After sequencing the entire genome of the patient’s tumor, the MSK team discovered it had a kind of alteration called a gene fusion. Gene fusions occur when a gene from one chromosome breaks off during cell division and attaches to a gene on another chromosome. This new combined gene can make a protein that drives cancer growth.

“The fusion that this patient had was totally unheard of, something that has not been seen before,” Dr. Morris says. “But this gene fusion is probably what caused her cancer.”

The researchers discovered that the protein created by the gene was a neoantigen. “Neoantigens are seen as foreign by the immune system. They’re something that doesn’t belong in the body,” says Dr. Chan, who is Director of MSK’s Immunogenomics and Precision Oncology Platform. “In this case, the neoantigen resulting from the gene fusion made the patient’s cancer susceptible to immunotherapy.”

Looking for Potential Benefit in More Cancer Types

Although this patient’s particular gene fusion was rare, other fusions are more common in certain cancer types. The investigators analyzed tumors from other people treated at MSK for a type of head and neck cancer with common fusions. They found that immune cells in these people were able to recognize tumor cells with these gene fusions.
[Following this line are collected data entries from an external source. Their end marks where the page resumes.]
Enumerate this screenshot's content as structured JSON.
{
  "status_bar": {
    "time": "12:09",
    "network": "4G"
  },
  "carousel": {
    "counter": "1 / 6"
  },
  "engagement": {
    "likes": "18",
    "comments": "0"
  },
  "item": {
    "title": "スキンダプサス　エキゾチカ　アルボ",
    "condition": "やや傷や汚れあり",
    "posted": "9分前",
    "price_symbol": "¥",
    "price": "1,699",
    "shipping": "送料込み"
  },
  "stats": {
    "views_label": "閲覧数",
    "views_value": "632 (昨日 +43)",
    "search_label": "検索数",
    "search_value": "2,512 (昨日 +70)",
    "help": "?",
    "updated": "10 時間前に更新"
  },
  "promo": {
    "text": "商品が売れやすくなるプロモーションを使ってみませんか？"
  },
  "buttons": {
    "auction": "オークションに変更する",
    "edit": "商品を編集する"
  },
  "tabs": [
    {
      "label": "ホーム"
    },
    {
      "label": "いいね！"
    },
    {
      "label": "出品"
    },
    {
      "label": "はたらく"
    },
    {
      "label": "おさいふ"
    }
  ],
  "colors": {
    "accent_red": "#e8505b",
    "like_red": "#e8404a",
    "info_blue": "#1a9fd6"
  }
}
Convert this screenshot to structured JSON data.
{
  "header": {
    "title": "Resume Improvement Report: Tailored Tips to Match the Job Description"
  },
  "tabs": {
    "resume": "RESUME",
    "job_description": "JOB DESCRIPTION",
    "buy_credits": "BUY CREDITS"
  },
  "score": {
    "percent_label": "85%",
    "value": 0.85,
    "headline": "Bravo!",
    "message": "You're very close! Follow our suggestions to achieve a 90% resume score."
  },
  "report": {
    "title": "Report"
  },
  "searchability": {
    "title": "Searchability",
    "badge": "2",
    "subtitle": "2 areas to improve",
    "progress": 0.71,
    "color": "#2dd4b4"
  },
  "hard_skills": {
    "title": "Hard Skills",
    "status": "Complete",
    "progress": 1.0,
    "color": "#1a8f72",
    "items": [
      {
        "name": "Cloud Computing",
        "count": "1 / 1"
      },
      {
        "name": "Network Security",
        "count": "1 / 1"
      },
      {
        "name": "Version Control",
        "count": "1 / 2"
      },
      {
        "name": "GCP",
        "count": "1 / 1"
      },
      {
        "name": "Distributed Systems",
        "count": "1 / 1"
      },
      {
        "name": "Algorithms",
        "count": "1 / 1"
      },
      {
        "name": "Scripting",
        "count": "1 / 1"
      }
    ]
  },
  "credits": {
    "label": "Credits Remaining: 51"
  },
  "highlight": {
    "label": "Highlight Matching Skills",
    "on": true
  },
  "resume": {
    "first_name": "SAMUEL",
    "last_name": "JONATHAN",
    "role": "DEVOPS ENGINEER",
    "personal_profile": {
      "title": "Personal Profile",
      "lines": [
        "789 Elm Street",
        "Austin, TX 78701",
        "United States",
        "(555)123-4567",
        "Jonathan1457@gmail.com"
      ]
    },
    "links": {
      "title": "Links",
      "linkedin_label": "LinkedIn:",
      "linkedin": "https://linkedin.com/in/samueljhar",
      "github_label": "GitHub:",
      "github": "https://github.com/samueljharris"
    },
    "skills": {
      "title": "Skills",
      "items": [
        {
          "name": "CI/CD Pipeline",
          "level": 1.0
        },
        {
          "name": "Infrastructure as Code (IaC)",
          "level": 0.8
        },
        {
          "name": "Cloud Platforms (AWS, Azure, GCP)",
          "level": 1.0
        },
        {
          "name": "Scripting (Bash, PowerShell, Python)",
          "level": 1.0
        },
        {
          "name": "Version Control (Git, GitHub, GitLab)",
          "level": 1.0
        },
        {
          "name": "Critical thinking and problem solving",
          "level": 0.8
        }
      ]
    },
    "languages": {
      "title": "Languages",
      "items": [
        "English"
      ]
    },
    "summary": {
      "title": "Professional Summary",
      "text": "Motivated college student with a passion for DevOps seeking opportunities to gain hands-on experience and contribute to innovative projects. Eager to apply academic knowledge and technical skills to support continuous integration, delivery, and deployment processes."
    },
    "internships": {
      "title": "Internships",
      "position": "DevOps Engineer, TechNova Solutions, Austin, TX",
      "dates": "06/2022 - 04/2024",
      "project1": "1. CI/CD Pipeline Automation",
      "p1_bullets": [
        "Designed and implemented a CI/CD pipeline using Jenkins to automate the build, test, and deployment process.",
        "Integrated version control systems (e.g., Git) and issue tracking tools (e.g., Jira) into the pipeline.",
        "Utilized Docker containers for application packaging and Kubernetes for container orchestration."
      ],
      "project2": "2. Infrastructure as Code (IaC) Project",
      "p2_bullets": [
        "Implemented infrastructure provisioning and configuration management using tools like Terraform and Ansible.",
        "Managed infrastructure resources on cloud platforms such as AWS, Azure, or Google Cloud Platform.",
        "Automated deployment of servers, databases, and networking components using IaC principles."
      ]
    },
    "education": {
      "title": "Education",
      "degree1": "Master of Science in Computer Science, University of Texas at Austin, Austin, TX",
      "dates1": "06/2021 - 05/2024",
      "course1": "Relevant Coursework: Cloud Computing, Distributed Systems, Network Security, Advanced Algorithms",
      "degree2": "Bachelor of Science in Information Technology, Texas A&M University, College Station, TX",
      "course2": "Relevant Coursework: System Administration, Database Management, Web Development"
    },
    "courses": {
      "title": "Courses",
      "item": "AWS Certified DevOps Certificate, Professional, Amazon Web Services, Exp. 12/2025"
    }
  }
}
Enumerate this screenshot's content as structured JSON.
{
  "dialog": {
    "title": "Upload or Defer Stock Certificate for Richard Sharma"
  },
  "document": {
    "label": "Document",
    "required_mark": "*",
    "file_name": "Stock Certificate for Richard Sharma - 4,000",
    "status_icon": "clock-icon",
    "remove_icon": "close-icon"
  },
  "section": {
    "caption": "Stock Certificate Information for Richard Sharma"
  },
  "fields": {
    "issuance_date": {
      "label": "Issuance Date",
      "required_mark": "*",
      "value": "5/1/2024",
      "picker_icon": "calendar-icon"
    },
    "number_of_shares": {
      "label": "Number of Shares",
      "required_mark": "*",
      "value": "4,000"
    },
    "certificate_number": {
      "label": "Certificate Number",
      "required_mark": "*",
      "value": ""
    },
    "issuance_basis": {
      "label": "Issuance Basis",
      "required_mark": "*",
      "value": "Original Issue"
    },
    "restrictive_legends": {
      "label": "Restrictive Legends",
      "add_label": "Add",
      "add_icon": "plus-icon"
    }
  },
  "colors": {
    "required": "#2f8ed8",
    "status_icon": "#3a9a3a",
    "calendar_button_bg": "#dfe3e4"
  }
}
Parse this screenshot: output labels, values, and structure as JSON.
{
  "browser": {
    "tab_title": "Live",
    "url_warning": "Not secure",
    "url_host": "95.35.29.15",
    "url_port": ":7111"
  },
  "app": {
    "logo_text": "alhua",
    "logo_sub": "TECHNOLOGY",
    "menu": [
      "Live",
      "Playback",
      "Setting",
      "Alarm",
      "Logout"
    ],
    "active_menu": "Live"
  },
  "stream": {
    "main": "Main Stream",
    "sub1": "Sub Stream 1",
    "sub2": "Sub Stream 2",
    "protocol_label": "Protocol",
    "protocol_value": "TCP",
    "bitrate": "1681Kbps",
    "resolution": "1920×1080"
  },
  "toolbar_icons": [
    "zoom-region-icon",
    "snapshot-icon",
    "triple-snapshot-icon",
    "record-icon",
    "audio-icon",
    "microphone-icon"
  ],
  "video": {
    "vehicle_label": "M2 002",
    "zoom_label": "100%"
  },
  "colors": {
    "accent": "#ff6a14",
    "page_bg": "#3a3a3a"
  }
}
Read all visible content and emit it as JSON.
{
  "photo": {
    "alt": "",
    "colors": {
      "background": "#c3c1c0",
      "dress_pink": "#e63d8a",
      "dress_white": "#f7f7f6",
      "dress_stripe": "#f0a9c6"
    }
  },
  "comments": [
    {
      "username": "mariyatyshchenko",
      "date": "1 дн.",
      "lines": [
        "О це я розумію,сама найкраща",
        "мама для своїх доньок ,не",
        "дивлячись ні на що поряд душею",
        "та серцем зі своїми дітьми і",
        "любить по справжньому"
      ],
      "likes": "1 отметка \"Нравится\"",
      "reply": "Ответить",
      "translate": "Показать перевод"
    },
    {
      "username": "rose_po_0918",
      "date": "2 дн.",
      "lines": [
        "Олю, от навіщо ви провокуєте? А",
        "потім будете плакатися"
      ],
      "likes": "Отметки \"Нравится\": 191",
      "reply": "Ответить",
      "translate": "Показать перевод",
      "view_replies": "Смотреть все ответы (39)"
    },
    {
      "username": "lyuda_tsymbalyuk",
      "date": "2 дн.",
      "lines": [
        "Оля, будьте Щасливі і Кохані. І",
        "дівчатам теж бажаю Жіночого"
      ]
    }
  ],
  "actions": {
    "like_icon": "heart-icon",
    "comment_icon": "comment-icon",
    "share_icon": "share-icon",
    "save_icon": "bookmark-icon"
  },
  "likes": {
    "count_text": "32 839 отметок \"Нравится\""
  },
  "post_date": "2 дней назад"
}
“One of the things that our team is doing now is systematically going through every single gene fusion across human cancers and predicting which ones may result in neoantigens that can be seen by the immune system,” Dr. Chan says. “We expect these findings are going to apply broadly to many different types of cancer.”

The original patient completed treatment with pembrolizumab and has remained free of cancer. It has been more than 30 months from when she started immunotherapy.

This research was funded by National Institutes Health grants P30 CA008748, K08 DE024774, R01 DE027738, R01 CA205426, and NIH R35 CA232097. It was also supported by Cycle for Survival, the Frederick Adler Chair at MSK, the Jayme Flowers Fund, the Sebastian Nativo Fund, the Damon Runyon Cancer Research Foundation, the Adenoid Cystic Carcinoma Cancer Research Foundation, the Geoffrey Beene Junior Faculty Chair at MSK, the Pershing Square Sohn Cancer Research Alliance, the STARR Cancer Consortium, and the PaineWebber Chair at MSK.

Dr. Chan and Dr. Morris are inventors on a provisional patent application filed by MSK relating to the use of tumor mutational burden (TMB) in cancer immunotherapy. Dr. Chan is also an inventor on a Patent Cooperation Treaty patent application filed by MSK relating to the use of TMB in cancer immunotherapy. MSK and the inventors may receive a share of commercialization revenue from license agreements relating to these patent applications. Dr. Chan is a co-founder of Gritstone Oncology and holds equity. He acknowledges grant funding from Bristol-Myers Squibb, AstraZeneca, Illumina, Pfizer, An2H, and Eisai, and has served as an advisor for Bristol-Myers Squibb, Illumina, Eisai, and An2H. Dr. Morris has received consulting fees from Rakuten Aspyrian and speaker fees from Physician Educational Resources.